Title: "Editorial: Not Another Arcadia," Bainbridge Island Review, 2/26/1942, (denshopd-i68-00007)
Densho ID: denshopd-i68-00007

NOT ANOTHER ARCADIA

Not since the Arcadia of which Longfellow wrote in "Evangeline" has a minority group been faced with the forced evacuation which the American-Japanese residents of this Coast feared as late as last Saturday.

That fear has gone now, paradoxically enough, in the President's decree that any citizen, anywhere, may be forced by the Army to move from his home.

That decree--one of the broadest assumptions of power by any president--comes as a welcome answer, The Review feels, to the bigots who have shouted for the evacuation of Japanese only. The President didn't aim his order at Japanese or at those American-Japanese citizens so mistakenly called "Japanese" by the unthinking. He was not moved by an unreasoning passion in his desire to protect military establishments when he directed the Army to move any persons--Japanese, Germans, Italians and American citizens whether white, yellow, or black--believed to be dangerous to the safety of any military post.

This order perhaps will mean the removal of all Japanese, German and Italian aliens from Bainbridge Island. It probably will strike mercilessly at many persons who have failed to complete their citizenship papers. It will ruin business and it will tear apart homes. Chiefly affected will be the Japanese homes here.
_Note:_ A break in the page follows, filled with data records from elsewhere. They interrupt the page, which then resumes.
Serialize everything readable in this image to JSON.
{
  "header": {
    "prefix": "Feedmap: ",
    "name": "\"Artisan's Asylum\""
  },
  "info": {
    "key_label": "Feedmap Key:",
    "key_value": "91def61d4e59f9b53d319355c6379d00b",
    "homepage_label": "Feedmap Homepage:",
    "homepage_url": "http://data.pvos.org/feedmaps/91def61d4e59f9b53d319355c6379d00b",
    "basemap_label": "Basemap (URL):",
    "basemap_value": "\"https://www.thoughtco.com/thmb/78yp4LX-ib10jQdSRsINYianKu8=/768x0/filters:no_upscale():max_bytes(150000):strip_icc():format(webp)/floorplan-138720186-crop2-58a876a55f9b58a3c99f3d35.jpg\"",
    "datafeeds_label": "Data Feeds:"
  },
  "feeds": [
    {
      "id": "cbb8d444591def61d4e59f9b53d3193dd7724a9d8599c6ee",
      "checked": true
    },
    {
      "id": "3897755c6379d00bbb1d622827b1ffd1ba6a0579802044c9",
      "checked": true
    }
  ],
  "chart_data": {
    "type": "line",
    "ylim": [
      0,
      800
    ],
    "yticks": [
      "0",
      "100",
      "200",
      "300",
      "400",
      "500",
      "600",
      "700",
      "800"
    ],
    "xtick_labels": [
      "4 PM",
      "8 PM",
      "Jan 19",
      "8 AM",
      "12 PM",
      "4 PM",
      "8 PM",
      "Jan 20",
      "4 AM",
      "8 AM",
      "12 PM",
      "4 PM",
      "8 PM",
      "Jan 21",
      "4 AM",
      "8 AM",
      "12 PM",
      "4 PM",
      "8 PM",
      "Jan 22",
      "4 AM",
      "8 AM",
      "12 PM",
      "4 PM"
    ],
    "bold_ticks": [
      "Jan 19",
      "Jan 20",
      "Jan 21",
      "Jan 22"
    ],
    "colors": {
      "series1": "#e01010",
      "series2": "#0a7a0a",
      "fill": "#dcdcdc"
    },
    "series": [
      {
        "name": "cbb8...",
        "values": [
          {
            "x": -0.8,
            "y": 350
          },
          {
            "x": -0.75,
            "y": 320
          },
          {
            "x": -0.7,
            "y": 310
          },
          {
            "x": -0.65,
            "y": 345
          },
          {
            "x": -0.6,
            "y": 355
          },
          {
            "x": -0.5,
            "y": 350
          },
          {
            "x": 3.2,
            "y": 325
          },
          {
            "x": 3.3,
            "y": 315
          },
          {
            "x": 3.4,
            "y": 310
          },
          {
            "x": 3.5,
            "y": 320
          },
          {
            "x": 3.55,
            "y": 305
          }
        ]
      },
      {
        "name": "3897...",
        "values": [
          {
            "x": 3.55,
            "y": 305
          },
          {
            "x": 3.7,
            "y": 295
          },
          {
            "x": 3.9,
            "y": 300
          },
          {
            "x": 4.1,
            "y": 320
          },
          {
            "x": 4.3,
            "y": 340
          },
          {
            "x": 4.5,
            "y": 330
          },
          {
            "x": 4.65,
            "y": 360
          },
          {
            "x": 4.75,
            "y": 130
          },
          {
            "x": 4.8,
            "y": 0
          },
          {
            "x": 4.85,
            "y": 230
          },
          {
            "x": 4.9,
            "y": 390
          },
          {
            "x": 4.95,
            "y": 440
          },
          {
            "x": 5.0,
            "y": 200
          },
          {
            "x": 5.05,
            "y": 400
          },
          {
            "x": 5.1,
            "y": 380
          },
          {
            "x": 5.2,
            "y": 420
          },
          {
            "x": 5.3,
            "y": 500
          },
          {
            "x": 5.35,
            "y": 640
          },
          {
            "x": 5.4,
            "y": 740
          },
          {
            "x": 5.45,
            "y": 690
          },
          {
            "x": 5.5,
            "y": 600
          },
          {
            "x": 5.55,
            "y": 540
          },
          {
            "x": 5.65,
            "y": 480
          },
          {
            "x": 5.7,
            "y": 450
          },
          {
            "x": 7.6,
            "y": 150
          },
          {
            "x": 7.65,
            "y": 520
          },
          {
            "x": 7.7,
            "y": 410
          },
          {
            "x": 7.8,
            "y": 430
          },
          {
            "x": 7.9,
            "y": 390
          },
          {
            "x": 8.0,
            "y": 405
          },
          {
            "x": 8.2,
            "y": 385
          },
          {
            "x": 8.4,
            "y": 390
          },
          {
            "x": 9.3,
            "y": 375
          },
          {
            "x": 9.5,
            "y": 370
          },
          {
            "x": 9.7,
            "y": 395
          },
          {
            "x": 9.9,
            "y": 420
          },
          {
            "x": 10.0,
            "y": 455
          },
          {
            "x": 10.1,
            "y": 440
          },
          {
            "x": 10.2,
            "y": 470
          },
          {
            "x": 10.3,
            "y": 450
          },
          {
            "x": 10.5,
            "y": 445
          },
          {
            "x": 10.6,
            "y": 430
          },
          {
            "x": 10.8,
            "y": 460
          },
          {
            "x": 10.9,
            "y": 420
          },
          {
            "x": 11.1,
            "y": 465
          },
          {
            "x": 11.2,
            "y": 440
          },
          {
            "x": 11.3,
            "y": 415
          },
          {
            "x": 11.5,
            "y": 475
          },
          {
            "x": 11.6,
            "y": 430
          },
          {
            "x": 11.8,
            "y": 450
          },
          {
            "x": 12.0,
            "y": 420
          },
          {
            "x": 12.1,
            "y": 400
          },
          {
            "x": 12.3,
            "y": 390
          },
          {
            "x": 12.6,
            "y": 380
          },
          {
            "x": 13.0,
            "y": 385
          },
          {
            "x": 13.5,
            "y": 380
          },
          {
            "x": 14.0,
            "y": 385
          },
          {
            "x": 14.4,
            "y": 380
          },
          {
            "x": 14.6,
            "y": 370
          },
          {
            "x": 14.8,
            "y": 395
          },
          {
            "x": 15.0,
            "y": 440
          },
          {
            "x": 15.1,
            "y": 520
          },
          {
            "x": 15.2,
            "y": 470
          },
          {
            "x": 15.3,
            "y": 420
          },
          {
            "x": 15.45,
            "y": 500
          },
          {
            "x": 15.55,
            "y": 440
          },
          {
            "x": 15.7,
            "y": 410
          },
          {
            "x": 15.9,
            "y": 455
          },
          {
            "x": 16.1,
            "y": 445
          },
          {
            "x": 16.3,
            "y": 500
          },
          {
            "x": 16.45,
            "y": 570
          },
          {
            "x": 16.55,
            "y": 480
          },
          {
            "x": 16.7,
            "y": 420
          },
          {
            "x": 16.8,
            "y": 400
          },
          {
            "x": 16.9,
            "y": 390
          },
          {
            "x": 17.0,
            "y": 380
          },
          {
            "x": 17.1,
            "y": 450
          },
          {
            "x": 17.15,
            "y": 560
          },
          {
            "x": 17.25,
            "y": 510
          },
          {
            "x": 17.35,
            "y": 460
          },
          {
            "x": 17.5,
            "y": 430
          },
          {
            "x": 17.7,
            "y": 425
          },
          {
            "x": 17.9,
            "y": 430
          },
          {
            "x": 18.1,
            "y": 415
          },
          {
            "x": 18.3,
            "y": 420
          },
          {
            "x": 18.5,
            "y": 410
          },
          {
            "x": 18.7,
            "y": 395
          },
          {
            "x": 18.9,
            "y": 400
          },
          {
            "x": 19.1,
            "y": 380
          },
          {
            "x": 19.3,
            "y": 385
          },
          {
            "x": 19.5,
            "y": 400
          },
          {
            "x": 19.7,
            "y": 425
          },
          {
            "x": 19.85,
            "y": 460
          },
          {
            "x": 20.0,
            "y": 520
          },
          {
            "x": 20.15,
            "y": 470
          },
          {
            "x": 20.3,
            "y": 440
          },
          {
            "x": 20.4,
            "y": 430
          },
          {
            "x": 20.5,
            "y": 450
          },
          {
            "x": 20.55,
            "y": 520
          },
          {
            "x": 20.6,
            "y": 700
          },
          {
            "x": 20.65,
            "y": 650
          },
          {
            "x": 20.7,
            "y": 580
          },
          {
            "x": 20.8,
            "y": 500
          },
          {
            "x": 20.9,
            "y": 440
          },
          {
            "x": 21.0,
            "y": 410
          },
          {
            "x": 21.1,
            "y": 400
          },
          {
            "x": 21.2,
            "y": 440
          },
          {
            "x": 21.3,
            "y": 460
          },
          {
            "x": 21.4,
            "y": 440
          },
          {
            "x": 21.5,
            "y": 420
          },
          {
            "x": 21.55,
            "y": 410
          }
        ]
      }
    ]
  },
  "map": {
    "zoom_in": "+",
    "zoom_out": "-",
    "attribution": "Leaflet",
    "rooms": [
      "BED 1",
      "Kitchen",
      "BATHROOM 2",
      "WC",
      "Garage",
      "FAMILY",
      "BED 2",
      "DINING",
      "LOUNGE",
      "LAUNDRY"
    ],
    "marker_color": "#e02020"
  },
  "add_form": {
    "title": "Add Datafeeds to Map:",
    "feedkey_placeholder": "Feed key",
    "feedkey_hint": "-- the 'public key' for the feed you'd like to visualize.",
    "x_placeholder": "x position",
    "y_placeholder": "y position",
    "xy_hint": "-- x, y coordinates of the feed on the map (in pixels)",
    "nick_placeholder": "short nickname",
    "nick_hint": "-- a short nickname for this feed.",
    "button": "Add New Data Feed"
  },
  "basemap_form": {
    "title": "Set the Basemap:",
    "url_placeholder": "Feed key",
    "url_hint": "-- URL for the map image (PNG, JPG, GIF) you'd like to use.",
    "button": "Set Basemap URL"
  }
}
The Review hopes that the order will not mean the removal of American-Japanese citizens, for it still believes they have the right of every citizen to be held innocent and loyal until proven guilty.

But whatever the President's order may mean for the Island's residents, The Review is glad that it will strike all fairly without bigotry and without malice.

Our President acted with all the finality of a dictator in making that order, but there isn't a right-thinking American who questions his act. It was necessary, for we are in an all-out war. It is a thrill to note, though, that the very order itself was fair and equal to all. Dictatorship-like though it was, its very content bespoke this nation's continued fair treatment of all who reside within its borders.